A Bigger Religious Story

One new paradigm emerging on the religious front is that people are moving beyond literal religious interpretations. Back in the old days when people would be born, live and die in the same village, everyone they knew was most likely of the same religion. It was common and acceptable to perceive one’s own culture and religion as central—and to see all others as not “counting” quite as much. People were aware that other cultures and religions existed, but it was almost as if those “other” people were not really real. 

These days with global communications, we need only turn on a computer or TV to be immediately thrown up against people and cultures from all over the world. Suddenly we are forced to compare our own customs and beliefs against those of different cultures. How to respond? 1) we can retreat into our insular worldviews, resisting and resenting the influx of these strangers into our awareness. Or – 2) we can seek new understandings, a broader worldview that includes these “others,” and accepts them into our common humanity

In the first option above, we dig in our heels and insist our own ways are more real, more right, and more valid than all the others. Choosing to see only the differences, and retreating in fear from these others, reinforce our own provincialism and limit our growth. We exclude a part of Truth from our awareness. 

The second option above represents a more transformative response. We learn that there is good and bad, truth and falseness in all cultures—and all religions. We find commonalities with the strangers; we broaden our worldview. This loosens the stronghold of religious exclusivity, and weakens the fences between people with different beliefs. It expands our horizons, and includes more truth about our existence. 

But how to move forward when some of our religious leaders still insist their belief system has the only right answers? Well, there is another way to view this. 

Every religion has a literal level where all the beliefs and practices are specific to that faith. From within the literal level, one’s own creed appears very different from—and superior to—all the others. Thanks in part to global communications, people are beginning to see beyond the literal level. They are seeing through the specific symbols of their religion, to emerge with a more general, metaphorical understanding. They come to realize the allegorical nature of the stories in their religious texts. Then, when faced with comparing those stories from other faiths, they can see that the religions are not so very different in intent

All religions contain a common core of values. Opening our minds and hearts to this truth allows us to realize that all religions arose from a common human search for connection with something greater than ourselves

All the elaborate rites, rituals, and beliefs that make up each individual religion were created by humans according to their own local culture, but arose from a common universal quest shared by everyone. We must admit that all religions are but different localized ways to express a basic human need. Insisting our religion is the only correct one begins to sound downright limited, parochial and immature; imposing specific rules from our particular holy book on others who have not chosen to follow it begins to sound ridiculous. When we can expand our worldview to include people of all religions, and those of no religion, into our human family, we become more mature in a spiritual sense. This is one little step on the road to unity—or the Oneness expressed as a goal of some religions like Buddhism. 

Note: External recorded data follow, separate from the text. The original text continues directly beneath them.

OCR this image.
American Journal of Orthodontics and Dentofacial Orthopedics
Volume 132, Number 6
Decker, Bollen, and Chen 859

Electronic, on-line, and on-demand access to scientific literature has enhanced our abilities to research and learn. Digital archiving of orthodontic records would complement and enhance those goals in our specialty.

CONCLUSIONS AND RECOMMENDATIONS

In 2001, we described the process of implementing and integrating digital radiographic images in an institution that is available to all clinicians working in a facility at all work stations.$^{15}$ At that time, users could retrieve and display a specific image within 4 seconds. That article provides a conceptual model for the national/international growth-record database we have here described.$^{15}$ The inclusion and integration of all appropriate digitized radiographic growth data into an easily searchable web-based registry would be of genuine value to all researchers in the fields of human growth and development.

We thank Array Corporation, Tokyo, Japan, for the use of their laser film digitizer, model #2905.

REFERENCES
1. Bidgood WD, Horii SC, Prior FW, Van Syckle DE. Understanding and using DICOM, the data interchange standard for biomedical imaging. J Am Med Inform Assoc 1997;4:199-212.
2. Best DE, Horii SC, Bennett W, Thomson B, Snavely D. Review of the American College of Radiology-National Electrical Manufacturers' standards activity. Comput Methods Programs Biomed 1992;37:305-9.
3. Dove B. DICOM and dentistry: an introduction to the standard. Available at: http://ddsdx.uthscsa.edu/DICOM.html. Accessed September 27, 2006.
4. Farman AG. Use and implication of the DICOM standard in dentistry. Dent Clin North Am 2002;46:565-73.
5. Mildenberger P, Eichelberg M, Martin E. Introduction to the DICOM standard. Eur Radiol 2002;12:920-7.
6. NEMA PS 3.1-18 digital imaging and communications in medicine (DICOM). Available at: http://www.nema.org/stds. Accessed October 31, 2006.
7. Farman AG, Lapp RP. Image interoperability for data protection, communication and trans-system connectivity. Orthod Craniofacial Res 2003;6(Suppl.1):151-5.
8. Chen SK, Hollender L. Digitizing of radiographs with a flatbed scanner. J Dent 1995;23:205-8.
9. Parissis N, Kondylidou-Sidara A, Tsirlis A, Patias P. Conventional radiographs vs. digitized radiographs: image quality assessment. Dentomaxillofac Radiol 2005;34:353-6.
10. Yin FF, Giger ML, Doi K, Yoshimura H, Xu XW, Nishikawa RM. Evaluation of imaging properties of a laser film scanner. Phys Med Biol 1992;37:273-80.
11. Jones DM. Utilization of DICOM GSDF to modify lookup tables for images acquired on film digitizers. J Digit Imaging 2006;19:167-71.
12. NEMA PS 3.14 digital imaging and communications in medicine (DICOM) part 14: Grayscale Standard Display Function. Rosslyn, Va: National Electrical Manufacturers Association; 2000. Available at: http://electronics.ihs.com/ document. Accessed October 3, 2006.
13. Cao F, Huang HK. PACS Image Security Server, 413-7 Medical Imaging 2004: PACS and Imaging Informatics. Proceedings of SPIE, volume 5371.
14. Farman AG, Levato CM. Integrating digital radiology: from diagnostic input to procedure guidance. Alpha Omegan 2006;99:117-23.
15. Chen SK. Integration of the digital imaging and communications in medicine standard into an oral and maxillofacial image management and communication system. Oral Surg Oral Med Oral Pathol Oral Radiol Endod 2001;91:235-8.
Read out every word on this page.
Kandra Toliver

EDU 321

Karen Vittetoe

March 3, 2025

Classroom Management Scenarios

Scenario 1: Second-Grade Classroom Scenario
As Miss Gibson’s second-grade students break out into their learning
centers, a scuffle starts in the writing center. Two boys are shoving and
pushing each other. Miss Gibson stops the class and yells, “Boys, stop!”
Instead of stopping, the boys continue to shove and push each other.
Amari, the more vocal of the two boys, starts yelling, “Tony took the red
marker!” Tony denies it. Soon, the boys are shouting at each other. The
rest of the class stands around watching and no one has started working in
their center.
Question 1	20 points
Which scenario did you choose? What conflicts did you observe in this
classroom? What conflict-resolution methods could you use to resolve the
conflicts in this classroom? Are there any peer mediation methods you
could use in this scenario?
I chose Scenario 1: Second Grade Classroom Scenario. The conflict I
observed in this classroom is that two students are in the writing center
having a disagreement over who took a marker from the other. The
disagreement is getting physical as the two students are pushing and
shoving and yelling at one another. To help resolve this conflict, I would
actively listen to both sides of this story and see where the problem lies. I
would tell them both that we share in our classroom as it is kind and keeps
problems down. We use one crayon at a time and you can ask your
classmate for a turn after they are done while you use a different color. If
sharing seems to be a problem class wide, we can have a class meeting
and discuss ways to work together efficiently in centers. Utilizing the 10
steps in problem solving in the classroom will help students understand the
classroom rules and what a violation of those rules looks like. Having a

Some proponents claim that a general spiritual transformation is afoot where people are moving more and more quickly toward this realization. This will lead us beyond our current insular, literal religious views. It will point us toward respect for the cultural value of each religious tradition, while recognizing that any given religion is just the way one culture chose to help people connect with something greater than themselves. If this transformation succeeds, the New Civilization it engenders will tell its members a “bigger story,” one where everyone is included, and where all is One.